1.4.1.2. La reconduction et l’antinomisme – deux modes d’unisson des deux réalismes

Pour revenir maintenant à la reconduction, il faut souligner que la composante thématique des textes consiste à « conduire la lecture d’une isotopie générale dominante (qualitativement) mais hiérarchiquement inférieure (qualitativement) à une isotopie dominée mais surévaluée, au moyens de divers connecteurs (métaphores, paraboles, etc.) La première comportera des précisions de lieu, de temps et de nombre, à la différence de la seconde. Ce cadre sémantique général assure la fonction anagogique traditionnellement attribuée à la littérature » (Ibid.).

F. Rastier est d’avis que dans le cas du réalisme socialiste, « ce dispositif ne disparaît pas, mais se trouve surdéterminé par la forme dialectique d’un progrès : la séquence des deux isotopies est temporellement ordonnée, et la seconde décrit un monde nouveau, forme affadie du ciel » (Ibid.). L’allégorisme permet selon lui de passer du monde ancien au nouveau : « il y a là une mise en corrélation de la thématique (deux isotopies génériques hiérarchisées) et de la dialectique (deux intervalles temporels successifs), qui est caractéristique du prophétisme dévot » (Ibid.).

Dans la technique narrative, cela se traduit notamment par l'usage inlassable de la prolepse. K. Clark y voit « l'essence de la fiction soviétique à partir des années trente. Cette figure annonciatrice convient parfaitement à la fatalité des temps nouveaux et transforme les romans en tragédies optimistes : le meilleur y est toujours sûr » (cité par Rastier, 2005). L’utilisation de cette figure qui va de pair avec la narration lisse que prône le réalisme socialiste, est révélatrice du statut du réel : il est tellement stable est sûr, que l’on peut (déjà) raconter le futur !

Chez Kadaré, la reconduction ne fonctionne pas exactement sur ce modèle, dans le sens où l’utilisation de la métaphore n’est pas au service de l’évocation d’un monde nouveau, arrangé, correspondant à l’idéologie régnante. Au contraire, notre auteur exploite le décalage qui existe entre la consigne de représentation véridique de la réalité et la représentation « arrangée » conseillée. Si deux isotopies génériques sont presque toujours identifiables dans ses récits, leur superposition permet d’identifier à partir de la première (qui souvent renvoie à l’époque ottomane ou à l’Antiquité), la période contemporaine du lecteur. Dans ce sens, on pourrait dire que Kadaré prend au pied de la lettre la consigne du réalisme socialiste concernant une représentation véridique du réel. Ce dernier n’apparaît jamais embelli et la corrélation du thématique et du dialectique dont parle F. Rastier se fait toujours sur cet axe passé/présent, où le passé est chargé à jouer un rôle axiologique : soit il enferme des valeurs positives et devient un modèle d’interprétation ; soit il apparaît comme négatif et sert de modèle pour réfléchir le présent, et par là, le dénoncer. Dans tous les cas, ce procédé crée comme effet le désaveu du présent communiste.
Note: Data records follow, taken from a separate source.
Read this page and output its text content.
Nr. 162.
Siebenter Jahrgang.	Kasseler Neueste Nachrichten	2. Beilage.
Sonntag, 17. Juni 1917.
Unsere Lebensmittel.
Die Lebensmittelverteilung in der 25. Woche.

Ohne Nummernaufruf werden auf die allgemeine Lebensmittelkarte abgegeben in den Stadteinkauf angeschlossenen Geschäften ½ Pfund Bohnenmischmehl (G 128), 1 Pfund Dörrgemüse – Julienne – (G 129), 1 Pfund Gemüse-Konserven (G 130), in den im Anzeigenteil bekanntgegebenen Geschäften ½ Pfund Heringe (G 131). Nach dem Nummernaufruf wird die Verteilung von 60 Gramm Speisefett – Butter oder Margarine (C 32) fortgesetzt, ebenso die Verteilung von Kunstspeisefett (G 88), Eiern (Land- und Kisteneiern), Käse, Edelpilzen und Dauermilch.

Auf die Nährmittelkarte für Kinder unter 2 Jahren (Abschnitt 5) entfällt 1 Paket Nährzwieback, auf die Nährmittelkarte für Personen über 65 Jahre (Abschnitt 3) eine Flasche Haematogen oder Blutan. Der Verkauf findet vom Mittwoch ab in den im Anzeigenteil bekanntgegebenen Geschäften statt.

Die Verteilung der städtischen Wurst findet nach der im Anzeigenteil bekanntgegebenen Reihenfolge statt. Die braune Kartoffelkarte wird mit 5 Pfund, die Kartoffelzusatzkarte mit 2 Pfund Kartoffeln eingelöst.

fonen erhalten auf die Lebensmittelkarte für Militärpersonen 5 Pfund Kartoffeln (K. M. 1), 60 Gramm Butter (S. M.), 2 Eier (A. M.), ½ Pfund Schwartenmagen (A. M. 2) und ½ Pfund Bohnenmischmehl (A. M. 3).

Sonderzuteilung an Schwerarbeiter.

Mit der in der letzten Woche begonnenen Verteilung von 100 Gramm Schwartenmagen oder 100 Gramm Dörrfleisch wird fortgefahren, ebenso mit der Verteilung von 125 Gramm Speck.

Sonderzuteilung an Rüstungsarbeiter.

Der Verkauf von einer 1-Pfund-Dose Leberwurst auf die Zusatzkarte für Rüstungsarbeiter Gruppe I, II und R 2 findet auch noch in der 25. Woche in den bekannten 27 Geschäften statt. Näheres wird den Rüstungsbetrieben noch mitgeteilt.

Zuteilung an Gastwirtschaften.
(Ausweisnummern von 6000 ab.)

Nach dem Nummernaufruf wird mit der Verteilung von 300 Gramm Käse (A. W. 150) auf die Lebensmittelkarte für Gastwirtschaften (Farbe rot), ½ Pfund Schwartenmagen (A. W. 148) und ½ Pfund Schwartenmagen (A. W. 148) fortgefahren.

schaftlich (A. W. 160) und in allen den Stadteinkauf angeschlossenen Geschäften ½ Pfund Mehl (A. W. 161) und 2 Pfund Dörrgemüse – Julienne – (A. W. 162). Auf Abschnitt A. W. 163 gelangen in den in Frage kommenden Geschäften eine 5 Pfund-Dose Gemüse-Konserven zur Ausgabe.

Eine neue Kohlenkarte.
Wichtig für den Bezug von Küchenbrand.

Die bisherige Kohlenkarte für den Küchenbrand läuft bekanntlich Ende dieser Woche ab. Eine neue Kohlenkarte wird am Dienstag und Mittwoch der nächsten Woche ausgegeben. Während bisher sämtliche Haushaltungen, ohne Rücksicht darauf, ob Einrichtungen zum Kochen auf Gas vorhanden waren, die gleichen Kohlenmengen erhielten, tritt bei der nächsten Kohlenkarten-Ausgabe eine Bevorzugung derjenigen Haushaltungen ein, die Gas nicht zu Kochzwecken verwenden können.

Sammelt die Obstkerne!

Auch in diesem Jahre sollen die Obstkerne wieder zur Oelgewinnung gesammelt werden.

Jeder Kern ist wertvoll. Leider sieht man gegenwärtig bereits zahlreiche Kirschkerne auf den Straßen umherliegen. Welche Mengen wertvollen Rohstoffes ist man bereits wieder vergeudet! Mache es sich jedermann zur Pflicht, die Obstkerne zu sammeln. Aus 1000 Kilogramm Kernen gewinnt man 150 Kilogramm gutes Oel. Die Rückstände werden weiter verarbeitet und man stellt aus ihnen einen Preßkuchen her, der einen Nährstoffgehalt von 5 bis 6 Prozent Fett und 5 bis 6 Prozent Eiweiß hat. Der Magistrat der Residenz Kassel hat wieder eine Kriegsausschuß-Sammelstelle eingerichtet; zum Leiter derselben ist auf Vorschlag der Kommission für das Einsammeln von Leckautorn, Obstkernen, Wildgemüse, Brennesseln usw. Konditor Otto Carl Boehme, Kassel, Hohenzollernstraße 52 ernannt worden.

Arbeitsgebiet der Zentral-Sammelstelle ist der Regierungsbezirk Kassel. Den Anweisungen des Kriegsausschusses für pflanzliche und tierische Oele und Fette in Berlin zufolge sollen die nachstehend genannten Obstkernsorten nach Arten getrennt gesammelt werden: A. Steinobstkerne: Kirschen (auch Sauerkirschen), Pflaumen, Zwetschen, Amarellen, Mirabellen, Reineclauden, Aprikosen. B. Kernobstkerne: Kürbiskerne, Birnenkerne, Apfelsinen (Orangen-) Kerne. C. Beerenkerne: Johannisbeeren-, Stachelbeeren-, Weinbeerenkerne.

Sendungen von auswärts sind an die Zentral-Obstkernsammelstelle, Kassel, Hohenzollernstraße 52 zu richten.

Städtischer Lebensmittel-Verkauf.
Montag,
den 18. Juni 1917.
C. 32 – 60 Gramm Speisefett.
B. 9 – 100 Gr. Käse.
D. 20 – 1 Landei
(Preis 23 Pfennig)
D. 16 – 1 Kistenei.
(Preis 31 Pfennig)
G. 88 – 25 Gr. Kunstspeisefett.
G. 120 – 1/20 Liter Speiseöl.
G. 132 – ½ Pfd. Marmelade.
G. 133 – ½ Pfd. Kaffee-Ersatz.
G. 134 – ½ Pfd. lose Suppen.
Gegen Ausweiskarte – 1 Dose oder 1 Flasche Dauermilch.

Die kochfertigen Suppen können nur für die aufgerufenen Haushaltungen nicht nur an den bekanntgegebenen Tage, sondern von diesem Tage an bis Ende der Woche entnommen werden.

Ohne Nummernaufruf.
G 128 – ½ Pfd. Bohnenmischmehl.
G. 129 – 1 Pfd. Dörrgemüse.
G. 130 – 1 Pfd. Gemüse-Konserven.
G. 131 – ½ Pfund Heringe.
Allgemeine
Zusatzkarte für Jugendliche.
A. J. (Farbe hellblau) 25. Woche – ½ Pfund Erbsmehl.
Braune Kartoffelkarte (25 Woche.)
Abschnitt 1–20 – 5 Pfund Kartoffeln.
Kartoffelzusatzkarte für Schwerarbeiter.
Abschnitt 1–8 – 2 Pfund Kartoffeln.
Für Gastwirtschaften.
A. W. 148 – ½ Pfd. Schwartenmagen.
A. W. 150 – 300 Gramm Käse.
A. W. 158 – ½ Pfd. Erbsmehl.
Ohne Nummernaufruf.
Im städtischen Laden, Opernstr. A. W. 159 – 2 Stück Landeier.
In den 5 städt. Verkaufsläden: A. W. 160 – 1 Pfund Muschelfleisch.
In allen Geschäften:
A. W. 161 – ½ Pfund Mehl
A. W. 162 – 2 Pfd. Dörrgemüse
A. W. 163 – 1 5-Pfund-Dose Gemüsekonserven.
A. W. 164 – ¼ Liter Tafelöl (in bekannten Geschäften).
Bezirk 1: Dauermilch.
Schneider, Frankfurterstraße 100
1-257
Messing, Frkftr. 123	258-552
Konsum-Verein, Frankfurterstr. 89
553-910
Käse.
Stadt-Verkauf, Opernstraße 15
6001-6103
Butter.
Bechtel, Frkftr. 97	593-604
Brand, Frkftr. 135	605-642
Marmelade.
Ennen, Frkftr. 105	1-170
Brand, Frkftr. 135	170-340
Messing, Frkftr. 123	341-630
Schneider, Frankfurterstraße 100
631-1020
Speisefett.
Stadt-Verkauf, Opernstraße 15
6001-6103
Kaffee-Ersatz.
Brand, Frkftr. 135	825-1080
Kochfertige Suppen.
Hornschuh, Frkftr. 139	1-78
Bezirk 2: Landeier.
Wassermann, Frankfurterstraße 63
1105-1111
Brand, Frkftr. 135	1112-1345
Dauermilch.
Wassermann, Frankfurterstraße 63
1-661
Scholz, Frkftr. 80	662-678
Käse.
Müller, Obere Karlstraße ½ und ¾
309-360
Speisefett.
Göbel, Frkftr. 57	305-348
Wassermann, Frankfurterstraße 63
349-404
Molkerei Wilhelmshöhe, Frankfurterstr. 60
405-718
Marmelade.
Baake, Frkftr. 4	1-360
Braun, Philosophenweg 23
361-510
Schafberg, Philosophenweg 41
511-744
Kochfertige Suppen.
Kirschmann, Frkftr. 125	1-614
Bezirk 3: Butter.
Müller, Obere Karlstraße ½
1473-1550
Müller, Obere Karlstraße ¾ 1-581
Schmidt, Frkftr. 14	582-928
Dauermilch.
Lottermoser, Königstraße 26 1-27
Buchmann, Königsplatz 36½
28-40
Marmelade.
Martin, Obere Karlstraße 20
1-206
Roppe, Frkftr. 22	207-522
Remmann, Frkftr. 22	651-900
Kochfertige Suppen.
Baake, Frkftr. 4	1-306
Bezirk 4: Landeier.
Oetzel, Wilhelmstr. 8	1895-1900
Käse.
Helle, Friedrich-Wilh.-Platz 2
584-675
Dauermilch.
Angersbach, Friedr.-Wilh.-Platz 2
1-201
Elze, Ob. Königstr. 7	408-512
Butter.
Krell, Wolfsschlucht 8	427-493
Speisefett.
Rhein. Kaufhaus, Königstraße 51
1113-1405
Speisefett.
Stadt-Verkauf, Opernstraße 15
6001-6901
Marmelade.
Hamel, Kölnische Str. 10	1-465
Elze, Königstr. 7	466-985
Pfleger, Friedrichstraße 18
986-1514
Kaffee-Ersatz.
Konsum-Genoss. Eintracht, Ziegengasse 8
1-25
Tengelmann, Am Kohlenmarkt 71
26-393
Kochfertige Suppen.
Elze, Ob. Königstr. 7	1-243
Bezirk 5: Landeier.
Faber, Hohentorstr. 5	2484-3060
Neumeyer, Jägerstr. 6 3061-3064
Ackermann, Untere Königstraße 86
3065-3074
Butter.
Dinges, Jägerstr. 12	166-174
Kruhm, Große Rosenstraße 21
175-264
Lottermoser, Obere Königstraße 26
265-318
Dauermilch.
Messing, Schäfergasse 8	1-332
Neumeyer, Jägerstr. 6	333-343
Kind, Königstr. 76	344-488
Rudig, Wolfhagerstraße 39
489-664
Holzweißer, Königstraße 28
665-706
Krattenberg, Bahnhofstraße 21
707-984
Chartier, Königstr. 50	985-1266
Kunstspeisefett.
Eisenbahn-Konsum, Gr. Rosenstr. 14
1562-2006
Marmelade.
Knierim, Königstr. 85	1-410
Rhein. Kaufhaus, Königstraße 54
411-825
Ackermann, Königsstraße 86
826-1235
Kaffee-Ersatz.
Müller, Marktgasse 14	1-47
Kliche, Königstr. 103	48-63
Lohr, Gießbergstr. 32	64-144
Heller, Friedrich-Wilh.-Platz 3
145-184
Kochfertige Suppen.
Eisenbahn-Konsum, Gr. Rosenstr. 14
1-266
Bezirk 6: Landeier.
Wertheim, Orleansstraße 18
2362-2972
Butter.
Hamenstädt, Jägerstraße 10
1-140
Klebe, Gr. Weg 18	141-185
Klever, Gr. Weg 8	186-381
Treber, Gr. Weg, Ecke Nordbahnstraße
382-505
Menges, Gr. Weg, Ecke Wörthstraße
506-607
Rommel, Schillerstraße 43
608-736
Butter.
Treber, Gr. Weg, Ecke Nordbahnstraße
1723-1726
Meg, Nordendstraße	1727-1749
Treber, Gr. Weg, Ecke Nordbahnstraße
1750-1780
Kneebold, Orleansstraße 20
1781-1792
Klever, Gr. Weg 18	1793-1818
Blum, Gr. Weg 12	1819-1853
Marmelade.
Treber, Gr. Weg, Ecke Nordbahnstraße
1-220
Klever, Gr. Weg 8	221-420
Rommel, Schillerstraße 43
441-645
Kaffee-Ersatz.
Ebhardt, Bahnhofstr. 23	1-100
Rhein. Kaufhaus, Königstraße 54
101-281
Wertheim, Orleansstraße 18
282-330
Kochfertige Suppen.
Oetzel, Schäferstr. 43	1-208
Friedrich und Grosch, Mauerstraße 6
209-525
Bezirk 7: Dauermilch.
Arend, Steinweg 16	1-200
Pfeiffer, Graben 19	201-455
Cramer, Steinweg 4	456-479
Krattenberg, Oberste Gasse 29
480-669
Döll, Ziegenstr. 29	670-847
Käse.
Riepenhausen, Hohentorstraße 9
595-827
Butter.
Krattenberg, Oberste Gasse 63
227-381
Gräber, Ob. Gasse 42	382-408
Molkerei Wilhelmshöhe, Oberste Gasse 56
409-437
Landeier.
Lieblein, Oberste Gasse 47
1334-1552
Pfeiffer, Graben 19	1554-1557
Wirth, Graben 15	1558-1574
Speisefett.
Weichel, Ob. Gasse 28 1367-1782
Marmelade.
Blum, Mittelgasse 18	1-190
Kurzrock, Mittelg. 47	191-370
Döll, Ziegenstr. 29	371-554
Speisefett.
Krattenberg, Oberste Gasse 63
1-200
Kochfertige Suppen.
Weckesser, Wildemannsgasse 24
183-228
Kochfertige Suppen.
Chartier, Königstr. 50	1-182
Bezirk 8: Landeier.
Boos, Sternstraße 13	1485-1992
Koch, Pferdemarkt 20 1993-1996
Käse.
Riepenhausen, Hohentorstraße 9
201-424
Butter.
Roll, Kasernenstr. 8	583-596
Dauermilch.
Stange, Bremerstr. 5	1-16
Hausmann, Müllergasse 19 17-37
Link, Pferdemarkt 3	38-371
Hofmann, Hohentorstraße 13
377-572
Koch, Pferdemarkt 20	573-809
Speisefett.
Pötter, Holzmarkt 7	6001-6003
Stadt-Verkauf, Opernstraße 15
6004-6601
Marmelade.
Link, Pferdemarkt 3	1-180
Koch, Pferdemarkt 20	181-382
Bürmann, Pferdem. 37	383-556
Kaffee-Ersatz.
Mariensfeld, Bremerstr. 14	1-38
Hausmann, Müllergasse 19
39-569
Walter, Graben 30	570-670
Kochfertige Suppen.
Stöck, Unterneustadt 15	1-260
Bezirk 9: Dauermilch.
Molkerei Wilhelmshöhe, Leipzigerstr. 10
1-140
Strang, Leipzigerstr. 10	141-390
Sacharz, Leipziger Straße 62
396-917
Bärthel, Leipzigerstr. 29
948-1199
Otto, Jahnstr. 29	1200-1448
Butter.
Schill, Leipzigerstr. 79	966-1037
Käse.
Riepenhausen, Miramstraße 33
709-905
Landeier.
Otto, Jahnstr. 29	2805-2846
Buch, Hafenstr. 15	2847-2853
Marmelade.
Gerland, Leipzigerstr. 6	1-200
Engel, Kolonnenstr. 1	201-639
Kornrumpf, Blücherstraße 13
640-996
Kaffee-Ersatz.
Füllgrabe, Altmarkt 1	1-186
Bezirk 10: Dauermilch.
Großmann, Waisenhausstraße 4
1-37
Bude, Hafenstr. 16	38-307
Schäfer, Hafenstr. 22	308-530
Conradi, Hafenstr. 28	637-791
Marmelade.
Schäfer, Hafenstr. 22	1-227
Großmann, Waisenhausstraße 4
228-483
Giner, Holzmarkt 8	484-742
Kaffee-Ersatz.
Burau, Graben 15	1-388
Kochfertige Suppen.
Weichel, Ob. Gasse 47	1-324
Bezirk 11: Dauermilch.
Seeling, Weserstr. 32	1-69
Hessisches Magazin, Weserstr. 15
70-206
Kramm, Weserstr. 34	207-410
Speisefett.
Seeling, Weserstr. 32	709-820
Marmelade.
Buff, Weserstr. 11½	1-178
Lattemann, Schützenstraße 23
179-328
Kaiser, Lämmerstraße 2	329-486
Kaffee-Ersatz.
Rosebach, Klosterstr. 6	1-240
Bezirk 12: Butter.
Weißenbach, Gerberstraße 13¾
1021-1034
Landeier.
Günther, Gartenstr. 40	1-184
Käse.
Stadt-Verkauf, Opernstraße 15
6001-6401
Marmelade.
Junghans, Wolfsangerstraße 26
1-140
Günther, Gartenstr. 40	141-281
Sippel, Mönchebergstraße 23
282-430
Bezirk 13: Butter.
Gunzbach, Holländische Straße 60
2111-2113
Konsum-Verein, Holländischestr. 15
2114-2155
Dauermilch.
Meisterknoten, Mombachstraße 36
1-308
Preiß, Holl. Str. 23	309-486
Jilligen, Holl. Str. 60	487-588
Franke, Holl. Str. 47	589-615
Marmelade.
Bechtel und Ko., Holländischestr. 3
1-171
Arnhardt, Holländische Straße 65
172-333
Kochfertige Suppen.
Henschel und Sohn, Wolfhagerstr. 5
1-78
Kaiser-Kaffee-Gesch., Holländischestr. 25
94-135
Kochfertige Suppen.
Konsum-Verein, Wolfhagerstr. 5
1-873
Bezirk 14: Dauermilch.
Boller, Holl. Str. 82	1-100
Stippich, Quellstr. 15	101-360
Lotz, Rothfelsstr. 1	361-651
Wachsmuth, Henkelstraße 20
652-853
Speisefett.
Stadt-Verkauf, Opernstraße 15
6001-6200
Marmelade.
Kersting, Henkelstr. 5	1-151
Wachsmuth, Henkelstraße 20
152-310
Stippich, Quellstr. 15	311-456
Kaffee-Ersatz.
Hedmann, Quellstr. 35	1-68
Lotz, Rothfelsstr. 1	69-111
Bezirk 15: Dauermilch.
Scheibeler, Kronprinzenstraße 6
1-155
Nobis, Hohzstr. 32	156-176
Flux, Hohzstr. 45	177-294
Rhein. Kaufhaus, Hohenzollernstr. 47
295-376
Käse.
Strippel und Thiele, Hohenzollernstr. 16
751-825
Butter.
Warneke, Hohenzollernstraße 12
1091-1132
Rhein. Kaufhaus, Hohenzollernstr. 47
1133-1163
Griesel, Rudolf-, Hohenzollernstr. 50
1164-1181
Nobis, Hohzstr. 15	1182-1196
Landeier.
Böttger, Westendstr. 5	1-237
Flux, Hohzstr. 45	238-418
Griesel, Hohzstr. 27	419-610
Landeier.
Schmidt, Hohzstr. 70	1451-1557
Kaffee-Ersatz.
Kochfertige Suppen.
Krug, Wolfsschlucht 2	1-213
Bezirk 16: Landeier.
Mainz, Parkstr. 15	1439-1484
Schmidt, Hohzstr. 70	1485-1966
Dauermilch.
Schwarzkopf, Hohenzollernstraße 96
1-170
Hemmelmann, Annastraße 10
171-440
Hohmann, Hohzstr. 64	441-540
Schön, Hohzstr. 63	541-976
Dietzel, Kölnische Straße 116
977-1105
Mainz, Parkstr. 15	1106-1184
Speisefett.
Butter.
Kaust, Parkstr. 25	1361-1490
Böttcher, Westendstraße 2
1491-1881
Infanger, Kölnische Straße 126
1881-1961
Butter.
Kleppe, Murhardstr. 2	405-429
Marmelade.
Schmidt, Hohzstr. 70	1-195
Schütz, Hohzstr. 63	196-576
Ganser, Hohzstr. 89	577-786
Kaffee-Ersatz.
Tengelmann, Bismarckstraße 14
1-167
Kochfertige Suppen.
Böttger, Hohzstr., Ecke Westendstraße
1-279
Une seconde voie s’ouvre également pour aller du sens apparent au sens promis. « Alors que la voie reconductrice discerne dans les beautés empiriques les prémices des célestes, la voie antinomiste impose de détruire ce monde pour parvenir à l’autre. La première rédimait en transformant, la seconde condamne et détruit pour édifier, explicitement ou non. Chacune a ses techniques sémantiques de prédilection : la métaphore mesurée permettait à la première ce que P. Ricoeur appelait la promotion du sens ; la seconde apprécie la violence de l’antithèse, de l’hypallage, de l’oxymore, voire de zeugma ou de la paronomase » (Rastier, 2005).

L’antinomisme à son tour connaît deux voies. « Selon qu’il place l’isotopie générique comparante au-delà ou en deçà des seuils d’acceptabilité, il produit des textes lyriques ou grotesques. Plutôt qu’une forme débridée du réalisme empirique, le grotesque est une forme antinomiste du réalisme transcendant » (Ibid.). C’est aussi la forme de prédilection de Kadaré qui utilise l’antinomisme en tant que programme émancipateur.

Concluons en disant que l'aporie qui a détruit de l'intérieur le réalisme socialiste et que son histoire même révèle, consiste dans le fait que « partie à la recherche de la représentation véridique, cette fiction finit dans la période zhdanovienne par figurer des idées néo-platoniciennes, des essences [...] » (Robin, 1986 : 322). Et F. Rastier d’affermir que « le réalisme esthétique a subi de tels échecs qu’il n’a plus été revendiqué que par les idéologies totalitaires » (2005).